Collaborative Multi-source Domain Adaptation Through Optimal Transport
Omar Ghannou, Younès Bennani
TL;DR
This paper tackles unsupervised multi-source domain adaptation under strict data privacy constraints by integrating optimal transport-based data alignment with privacy-preserving collaborative learning. It proposes CMDA-OT, a two-phase framework where each source is independently transported to the target space using a Sinkhorn-regularized OT, followed by a central Federated Learning (FedAvg) stage that aggregates the $N$ source models without sharing raw data; a small target-domain validation subset provides pseudo-label guidance and dynamic weighting to refine both representations and aggregation. The approach preserves privacy since no source data is exposed and leverages target validation to adaptively weight sources and representations. Empirical results on Office-Caltech-10 and VLSC demonstrate significant and stable improvements over strong baselines, with statistical tests confirming the robustness of the gains across diverse target domains.
Abstract
Multi-source Domain Adaptation (MDA) seeks to adapt models trained on data from multiple labeled source domains to perform effectively on an unlabeled target domain data, assuming access to sources data.

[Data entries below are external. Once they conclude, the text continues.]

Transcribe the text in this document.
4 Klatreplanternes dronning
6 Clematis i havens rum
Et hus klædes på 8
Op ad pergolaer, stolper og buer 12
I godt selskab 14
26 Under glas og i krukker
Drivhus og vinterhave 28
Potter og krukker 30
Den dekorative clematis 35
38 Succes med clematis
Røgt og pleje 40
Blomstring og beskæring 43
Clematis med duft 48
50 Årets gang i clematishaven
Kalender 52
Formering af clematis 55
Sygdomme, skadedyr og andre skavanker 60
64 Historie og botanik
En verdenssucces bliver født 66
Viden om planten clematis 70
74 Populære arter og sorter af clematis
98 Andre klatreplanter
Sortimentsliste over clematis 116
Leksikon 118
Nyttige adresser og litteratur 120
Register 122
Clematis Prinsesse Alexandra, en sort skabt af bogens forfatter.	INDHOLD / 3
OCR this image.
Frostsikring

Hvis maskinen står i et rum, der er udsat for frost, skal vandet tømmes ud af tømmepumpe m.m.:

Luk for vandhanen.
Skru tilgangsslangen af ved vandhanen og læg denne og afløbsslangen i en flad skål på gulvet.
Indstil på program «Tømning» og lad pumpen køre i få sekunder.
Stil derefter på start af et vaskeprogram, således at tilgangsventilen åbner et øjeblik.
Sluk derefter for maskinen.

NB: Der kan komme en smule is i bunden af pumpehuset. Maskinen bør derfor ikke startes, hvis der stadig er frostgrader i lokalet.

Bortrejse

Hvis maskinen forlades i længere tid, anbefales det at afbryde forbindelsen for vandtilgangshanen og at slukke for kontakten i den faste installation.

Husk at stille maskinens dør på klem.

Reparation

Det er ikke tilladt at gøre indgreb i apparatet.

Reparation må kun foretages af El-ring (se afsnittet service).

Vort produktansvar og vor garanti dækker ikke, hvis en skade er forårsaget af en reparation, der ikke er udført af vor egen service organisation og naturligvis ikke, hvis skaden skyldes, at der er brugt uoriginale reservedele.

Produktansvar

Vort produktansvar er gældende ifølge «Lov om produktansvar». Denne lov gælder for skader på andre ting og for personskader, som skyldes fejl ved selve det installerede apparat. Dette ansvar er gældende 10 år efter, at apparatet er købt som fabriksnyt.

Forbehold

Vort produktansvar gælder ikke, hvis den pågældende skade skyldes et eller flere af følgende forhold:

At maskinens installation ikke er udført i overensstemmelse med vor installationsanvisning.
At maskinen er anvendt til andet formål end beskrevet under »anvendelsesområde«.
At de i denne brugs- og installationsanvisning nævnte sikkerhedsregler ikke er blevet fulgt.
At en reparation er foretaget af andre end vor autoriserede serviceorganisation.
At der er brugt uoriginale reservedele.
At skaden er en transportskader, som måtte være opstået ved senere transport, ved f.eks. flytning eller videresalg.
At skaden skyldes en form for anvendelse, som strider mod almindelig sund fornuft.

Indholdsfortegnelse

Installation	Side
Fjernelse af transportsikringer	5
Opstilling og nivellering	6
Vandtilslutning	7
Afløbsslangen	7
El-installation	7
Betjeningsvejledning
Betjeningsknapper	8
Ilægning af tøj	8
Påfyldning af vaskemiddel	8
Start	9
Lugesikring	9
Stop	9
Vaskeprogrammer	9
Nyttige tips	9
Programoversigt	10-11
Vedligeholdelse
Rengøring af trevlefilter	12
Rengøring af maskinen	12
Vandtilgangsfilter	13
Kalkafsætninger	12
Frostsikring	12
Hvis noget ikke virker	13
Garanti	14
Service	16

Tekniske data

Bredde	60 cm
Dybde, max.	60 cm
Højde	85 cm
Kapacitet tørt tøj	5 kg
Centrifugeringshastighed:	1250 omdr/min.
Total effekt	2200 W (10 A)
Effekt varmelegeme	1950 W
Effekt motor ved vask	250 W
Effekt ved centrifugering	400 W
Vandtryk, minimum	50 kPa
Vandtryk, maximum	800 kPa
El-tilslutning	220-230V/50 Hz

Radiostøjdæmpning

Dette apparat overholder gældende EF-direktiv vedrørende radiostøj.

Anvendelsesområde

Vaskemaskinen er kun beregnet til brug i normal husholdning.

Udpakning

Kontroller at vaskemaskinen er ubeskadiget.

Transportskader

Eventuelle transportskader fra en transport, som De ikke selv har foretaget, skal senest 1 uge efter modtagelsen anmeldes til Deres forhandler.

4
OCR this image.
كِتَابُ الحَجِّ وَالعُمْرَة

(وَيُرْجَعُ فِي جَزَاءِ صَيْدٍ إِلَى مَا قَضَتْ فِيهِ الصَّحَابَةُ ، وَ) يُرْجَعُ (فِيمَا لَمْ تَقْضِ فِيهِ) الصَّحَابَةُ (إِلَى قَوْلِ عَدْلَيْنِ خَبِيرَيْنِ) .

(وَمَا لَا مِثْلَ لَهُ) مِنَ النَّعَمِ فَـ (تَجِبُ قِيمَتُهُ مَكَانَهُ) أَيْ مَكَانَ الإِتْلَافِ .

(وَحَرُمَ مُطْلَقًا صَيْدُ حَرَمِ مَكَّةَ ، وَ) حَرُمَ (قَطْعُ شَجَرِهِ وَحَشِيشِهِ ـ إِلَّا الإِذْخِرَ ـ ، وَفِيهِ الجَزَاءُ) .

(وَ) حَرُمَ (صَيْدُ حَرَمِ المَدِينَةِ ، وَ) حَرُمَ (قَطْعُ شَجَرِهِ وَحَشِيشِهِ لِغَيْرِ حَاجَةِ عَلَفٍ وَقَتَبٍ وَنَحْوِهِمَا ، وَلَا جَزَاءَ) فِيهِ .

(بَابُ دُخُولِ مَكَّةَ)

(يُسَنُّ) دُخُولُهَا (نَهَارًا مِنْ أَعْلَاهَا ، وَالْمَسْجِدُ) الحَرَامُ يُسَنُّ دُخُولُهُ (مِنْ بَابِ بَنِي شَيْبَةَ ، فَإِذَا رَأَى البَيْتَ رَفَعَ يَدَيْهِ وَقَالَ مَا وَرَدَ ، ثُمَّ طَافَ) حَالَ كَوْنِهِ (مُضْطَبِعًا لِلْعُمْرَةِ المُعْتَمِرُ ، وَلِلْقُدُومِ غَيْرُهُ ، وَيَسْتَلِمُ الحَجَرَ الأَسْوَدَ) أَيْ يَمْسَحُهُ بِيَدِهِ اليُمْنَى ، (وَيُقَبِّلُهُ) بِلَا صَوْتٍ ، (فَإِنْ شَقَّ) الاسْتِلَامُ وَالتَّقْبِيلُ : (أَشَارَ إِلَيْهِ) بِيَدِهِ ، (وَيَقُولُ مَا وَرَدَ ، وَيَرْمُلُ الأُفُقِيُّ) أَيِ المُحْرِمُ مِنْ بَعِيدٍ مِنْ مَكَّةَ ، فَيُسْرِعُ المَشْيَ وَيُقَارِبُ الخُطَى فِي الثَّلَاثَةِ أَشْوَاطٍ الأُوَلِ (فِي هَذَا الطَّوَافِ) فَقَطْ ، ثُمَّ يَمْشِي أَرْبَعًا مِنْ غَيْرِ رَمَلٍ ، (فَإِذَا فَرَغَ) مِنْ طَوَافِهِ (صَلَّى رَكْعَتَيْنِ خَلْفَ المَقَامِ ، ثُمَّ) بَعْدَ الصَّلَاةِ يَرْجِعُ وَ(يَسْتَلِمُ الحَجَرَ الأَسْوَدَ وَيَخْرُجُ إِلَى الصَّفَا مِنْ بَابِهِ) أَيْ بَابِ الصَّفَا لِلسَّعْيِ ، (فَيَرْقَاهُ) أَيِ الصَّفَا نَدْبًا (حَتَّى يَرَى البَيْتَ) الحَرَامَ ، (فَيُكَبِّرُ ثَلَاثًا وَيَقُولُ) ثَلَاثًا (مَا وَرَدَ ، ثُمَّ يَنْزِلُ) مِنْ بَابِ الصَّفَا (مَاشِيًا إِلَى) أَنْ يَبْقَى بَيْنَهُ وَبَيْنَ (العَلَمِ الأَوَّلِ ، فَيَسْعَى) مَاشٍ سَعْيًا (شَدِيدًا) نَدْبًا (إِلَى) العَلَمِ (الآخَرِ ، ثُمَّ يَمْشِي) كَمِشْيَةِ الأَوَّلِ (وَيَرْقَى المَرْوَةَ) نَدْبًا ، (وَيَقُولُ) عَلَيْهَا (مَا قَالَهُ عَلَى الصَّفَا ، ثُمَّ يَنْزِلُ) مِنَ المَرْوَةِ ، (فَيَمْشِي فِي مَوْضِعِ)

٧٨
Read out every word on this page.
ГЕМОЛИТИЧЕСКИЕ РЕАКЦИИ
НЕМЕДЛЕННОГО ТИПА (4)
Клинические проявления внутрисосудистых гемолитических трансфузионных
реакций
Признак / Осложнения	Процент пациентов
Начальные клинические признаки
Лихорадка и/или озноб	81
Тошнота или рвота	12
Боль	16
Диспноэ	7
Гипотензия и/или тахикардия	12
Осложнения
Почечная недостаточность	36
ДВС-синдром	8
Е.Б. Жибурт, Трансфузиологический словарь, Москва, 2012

To address the challenges of model adaptation and data privacy, we introduce Collaborative MDA Through Optimal Transport (CMDA-OT), a novel framework consisting of two key phases. In the first phase, each source domain is independently adapted to the target domain using optimal transport methods. In the second phase, a centralized collaborative learning architecture is employed, which aggregates the N models from the N sources without accessing their data, thereby safeguarding privacy. During this process, the server leverages a small set of pseudo-labeled samples from the target domain, known as the target validation subset, to refine and guide the adaptation. This dual-phase approach not only improves model performance on the target domain but also addresses vital privacy challenges inherent in domain adaptation.